The governor who gave the charge yesterday in Asaba, while swearing-in five new judges in the state also urged the Bench in the state to avoid frequent adjournment of cases.
Okowa disclosed that the five new judges were appointed in line with procedures for such appointments as enshrined in Section 271, sub-section (2) of the 1999 Constitution of the Federal Republic of Nigeria (as amended).
He said the appointees possessed proven track record of performance, critical thinking skills and the noble temperament expected of judges.
Congratulating the judges, the governor stressed that their appointments were fitting reward for their years of diligence, patience and determination to excel.
“As you begin your journey as privileged Members of the Bench, I expect you to continue in the same spirit of hard work, excellence and perseverance that fetched you this elevation.
“You must see this promotion for what it is – a call to more work and higher responsibilities. Therefore, you cannot afford to be complacent.
“In the discharge of your duties as judges, you must consistently exhibit the qualities of open-mindedness, transparency, punctuality and firmness.
“Your job as judges will further challenge your intellect, task your patience, demand greater resourcefulness and, most importantly, test your value system.
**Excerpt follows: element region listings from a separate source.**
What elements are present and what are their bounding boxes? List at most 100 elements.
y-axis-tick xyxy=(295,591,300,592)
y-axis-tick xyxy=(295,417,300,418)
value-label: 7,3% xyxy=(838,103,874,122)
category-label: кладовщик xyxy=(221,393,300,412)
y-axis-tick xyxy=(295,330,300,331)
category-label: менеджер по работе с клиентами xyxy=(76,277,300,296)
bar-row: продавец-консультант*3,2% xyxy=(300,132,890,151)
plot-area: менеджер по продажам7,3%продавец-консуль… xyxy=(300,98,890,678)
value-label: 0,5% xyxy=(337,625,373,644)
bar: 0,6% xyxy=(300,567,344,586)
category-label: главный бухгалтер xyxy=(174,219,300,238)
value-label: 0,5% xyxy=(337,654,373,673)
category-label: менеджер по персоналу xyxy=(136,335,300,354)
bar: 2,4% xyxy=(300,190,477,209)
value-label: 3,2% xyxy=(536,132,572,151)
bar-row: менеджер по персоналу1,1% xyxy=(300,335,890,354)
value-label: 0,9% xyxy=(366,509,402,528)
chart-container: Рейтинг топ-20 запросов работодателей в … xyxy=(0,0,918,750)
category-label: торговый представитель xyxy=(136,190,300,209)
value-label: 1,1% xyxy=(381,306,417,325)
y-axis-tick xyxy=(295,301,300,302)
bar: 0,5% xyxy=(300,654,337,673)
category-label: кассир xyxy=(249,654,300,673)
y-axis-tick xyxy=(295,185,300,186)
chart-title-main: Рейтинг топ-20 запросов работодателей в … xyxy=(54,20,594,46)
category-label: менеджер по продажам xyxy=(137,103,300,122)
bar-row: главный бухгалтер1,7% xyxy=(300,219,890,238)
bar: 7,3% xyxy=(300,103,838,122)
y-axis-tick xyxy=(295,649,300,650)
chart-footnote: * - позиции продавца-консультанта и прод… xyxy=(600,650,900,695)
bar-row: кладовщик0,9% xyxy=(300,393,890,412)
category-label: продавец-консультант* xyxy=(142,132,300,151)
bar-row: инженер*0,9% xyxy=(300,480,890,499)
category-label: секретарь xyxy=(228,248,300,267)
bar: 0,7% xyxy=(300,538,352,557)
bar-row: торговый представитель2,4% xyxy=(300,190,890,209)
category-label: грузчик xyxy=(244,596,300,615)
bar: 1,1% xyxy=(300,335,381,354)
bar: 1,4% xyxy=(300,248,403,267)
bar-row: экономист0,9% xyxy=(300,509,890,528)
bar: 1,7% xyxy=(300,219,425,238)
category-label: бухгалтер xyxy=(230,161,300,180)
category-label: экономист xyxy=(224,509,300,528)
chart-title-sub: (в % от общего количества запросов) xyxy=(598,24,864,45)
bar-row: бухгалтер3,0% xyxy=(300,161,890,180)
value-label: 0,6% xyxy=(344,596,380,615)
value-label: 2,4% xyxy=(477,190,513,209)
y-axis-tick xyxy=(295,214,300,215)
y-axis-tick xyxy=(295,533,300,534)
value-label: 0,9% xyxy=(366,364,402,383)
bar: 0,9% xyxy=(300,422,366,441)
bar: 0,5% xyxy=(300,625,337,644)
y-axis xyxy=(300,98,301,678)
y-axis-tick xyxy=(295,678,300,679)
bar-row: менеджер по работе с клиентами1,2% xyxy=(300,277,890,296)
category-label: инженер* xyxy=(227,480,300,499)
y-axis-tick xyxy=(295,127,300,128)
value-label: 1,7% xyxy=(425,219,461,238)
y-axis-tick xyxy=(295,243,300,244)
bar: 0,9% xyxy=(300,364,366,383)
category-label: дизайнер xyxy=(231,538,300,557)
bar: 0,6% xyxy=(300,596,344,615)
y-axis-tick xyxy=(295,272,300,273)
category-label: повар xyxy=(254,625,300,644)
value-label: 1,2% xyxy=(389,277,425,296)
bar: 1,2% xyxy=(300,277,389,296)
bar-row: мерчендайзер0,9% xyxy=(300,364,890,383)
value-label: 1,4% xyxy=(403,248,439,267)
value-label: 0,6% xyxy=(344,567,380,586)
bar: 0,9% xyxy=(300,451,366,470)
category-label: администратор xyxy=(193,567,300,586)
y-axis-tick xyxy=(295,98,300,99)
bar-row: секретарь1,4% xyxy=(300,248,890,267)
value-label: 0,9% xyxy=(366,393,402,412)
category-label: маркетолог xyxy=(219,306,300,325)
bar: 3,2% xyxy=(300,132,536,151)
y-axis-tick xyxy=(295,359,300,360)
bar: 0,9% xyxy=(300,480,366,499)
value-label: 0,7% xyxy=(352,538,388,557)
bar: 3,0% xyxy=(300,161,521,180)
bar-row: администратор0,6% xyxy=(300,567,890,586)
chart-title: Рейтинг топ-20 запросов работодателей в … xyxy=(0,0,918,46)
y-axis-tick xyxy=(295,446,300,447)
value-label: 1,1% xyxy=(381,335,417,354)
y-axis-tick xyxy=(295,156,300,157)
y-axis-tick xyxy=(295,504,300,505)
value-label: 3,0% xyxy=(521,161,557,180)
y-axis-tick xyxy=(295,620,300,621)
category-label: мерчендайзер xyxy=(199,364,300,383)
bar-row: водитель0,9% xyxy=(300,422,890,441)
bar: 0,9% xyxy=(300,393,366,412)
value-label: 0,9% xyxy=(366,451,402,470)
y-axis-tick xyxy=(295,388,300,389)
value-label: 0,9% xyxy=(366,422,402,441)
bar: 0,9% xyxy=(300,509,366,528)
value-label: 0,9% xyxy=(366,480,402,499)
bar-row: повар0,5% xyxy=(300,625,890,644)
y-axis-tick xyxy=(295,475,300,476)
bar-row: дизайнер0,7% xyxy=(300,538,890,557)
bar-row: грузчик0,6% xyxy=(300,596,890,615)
“I expect you to maintain a high level of discipline and personal integrity. Your ethical conduct must always be above board; make it a point of duty to shun every appearance of temptation, bearing in mind that justice for one is justice for all,’’ he said.
He recalled his admonition to judges appointed in 2018, saying “one of the things you must guard against is the frivolous use of injunctions and the frequent adjournments of cases, which not only leads to delay and congested courts but has also contributed to negative perception of the judiciary in the court of public opinion.
“You have an obligation to see to it that justice is not only served but it is also seen to be served so that the judiciary does not lose the confidence of the public from which it ultimately derives its authority.”
Okowa reiterated his administration’s commitment to continually build capacity in the judiciary, enhance the process of justice delivery and provide working environment conducive for judges and support staff.
He stated that the construction of High Court Complex in Asaba had reached advanced stage, while the renovation of the courtrooms was being done in phases.
According to him, the projects will continue to receive priority attention from this administration even as we adroitly navigate our way through the current economic meltdown occasioned by the coronavirus pandemic.